If I Come By Now by Turgut Uyar

if I come by now, you’ve bathed
combed your hair.
droplets on your forehead,
a lightness in your face.
like the stars after a mist
your fingers have turned pink
you’re sprawled on the bed . . .

I wrote this as a love song, my bride
rain is now falling on the roads, on the leaves.
if I come by you are home,
together with all the warmth.
your bosom covered
your lips apart.
if you would breathe upon and warm my hands.

. . . .

but where are you now. . .

translated by Omer Kursat

Pale Blue by Aslı Durak

Hold my hand
Not to carry me far away . . . no
My roots and branches
Will strain for distant clouds

Maybe my eyes
Are in that same pavilion of loneliness now
Let my face again be the statue of sadness

When you beautify me
Maybe
I’m a pale blue woman now

translated by George Messo

Wind by Ayten Mutlu

woman smaller than a grain of sand
the sea smaller stili than a woman’s pain

it came and went that ancient wind
ignoring the sea and the Milky Way

and the woman walked with her naked memories
never stepping on the sand or the stars

translated by George Messo

Two Hearts by Cemal Süreya

The shortest path between two hearts:
Two arms
That reach out and every so often
Can only touch with fingertips.

I run to where the stairs are,
Waiting is time’s show of strength;
I cannot find you I’ve arrived too early
It’s as if a rehearsal is taking place.

Birds have flocked together migrating
I wish I loved you only for this.

translated by Omer Kursat

At The Afyon Train Station by Cemal Süreya

Remember the little girl at the Afyon train station, you know,
She had removed her shoes as she boarded the train;
Recall the Varto earthquake,
The carton of powdered milk and the bra
Sent as aid from the West.

The man had whitewashed his walls with the milk powder,
His wife had kept the bra, not knowing what it was
She was going to use them as earmuffs in winter;
My God, were these really your childhood days?

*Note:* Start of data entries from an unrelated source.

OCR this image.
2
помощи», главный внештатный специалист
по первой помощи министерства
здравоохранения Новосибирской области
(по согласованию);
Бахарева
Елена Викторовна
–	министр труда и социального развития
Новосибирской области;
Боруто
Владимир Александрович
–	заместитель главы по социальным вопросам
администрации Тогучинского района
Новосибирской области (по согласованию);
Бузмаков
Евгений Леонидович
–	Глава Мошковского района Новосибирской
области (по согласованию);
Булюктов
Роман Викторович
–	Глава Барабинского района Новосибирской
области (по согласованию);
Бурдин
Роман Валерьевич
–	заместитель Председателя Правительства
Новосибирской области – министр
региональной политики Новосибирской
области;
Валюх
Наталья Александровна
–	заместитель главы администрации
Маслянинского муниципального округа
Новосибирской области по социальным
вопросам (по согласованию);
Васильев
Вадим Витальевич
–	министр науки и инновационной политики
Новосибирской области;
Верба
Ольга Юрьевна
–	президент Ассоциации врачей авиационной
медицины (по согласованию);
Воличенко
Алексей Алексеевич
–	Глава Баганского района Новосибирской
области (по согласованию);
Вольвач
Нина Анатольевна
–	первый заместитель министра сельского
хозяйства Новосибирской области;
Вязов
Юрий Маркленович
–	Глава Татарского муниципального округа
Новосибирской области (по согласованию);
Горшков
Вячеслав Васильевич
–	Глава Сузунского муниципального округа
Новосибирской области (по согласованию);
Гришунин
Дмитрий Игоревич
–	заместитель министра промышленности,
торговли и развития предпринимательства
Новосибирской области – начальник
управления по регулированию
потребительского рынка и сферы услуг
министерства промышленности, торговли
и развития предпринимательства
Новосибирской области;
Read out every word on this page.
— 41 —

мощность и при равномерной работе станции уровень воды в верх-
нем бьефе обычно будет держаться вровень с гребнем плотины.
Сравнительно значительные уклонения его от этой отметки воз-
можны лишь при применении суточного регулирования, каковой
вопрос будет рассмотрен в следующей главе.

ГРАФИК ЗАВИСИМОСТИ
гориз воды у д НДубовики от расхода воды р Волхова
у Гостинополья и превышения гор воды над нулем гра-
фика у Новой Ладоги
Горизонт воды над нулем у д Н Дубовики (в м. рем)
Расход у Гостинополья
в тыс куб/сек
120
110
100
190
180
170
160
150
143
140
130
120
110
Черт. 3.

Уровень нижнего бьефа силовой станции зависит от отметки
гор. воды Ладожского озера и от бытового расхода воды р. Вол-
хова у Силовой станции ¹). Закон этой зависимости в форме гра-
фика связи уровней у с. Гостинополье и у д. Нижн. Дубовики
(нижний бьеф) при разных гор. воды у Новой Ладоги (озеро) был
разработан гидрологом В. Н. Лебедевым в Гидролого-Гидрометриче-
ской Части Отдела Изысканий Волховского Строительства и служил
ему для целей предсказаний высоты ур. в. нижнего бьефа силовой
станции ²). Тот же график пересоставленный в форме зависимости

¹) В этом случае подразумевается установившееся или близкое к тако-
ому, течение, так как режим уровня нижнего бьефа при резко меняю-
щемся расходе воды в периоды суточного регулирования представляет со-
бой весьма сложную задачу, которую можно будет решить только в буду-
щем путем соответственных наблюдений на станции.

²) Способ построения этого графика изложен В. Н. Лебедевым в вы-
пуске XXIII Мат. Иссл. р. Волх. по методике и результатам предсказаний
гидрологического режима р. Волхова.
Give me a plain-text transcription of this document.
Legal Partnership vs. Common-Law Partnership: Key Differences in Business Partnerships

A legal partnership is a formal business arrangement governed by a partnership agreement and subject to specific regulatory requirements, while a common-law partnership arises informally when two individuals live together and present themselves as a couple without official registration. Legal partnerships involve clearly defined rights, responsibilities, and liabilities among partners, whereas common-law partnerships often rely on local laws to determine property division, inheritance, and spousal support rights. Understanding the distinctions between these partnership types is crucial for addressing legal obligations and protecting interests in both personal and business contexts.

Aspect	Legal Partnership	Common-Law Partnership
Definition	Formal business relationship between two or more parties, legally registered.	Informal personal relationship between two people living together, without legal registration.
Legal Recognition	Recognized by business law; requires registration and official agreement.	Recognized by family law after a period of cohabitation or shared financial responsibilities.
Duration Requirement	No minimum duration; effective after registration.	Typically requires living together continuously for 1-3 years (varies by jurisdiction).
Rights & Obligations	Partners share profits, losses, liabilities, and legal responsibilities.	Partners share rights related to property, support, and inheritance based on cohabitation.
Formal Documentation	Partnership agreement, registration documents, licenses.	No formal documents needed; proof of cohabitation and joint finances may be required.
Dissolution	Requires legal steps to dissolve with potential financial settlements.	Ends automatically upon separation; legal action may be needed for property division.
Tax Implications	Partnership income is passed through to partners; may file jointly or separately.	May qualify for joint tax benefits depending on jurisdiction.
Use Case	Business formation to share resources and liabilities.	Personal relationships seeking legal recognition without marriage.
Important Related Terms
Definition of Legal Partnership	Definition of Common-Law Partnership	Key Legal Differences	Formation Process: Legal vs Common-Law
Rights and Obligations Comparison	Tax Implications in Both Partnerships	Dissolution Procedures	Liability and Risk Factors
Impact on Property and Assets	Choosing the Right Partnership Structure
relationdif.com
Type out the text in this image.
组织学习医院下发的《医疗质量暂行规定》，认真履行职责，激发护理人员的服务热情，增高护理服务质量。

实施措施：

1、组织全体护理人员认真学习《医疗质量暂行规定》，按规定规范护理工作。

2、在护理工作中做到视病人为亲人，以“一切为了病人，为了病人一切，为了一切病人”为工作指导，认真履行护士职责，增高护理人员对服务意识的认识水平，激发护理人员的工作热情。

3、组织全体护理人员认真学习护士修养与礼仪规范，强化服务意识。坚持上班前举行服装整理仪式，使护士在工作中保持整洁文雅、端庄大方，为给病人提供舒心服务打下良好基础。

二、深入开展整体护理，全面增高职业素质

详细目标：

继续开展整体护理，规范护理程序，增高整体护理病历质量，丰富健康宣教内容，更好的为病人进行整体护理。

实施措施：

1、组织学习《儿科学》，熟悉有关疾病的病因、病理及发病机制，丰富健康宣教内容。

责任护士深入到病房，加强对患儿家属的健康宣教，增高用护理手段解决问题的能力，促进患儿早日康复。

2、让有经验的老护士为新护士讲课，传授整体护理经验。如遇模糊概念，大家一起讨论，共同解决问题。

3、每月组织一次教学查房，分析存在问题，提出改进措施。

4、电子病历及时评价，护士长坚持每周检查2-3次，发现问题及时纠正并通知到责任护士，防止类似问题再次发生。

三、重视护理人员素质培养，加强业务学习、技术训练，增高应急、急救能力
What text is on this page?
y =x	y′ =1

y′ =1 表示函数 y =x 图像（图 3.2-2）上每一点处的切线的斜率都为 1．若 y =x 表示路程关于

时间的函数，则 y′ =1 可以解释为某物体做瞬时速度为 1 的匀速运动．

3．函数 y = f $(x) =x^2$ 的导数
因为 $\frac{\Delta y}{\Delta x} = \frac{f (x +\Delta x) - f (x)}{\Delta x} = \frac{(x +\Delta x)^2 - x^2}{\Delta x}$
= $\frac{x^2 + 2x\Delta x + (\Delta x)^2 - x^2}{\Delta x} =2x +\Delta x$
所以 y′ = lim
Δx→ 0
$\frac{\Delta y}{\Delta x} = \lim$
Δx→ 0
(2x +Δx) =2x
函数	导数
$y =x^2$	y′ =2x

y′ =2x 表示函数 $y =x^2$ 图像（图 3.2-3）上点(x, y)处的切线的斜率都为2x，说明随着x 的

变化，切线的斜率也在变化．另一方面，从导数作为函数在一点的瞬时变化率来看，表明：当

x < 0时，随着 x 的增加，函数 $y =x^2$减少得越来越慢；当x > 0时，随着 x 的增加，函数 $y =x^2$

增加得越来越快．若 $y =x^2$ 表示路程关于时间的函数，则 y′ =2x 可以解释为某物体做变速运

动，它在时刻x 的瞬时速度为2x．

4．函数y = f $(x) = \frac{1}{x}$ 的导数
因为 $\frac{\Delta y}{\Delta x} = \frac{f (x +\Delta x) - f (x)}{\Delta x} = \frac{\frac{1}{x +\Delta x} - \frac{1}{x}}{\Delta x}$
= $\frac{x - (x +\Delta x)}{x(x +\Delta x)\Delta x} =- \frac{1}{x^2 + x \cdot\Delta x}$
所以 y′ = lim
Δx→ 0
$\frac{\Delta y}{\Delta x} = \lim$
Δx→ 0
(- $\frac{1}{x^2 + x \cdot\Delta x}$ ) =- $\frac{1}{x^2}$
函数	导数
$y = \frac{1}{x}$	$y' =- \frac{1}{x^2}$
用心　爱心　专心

Crowds sitting outside on doorsteps
I wish I loved you only for this.

translated by Omer Kursat

Birds And Clouds by Melih Cevdet Anday

I found it in the cellar of a caravanserai
Under a copper lamp,
An ancient handwritten manuscript of the Isagoge,
Perhaps dating from the Seljuk Empire,
Wine stains on every page.
I don’t know whether it was the author or a reader,
But right at the end, in a secret place,
He added these frightentng words:
The sky is our brain’s membrane,
Birds and clouds wander around in it.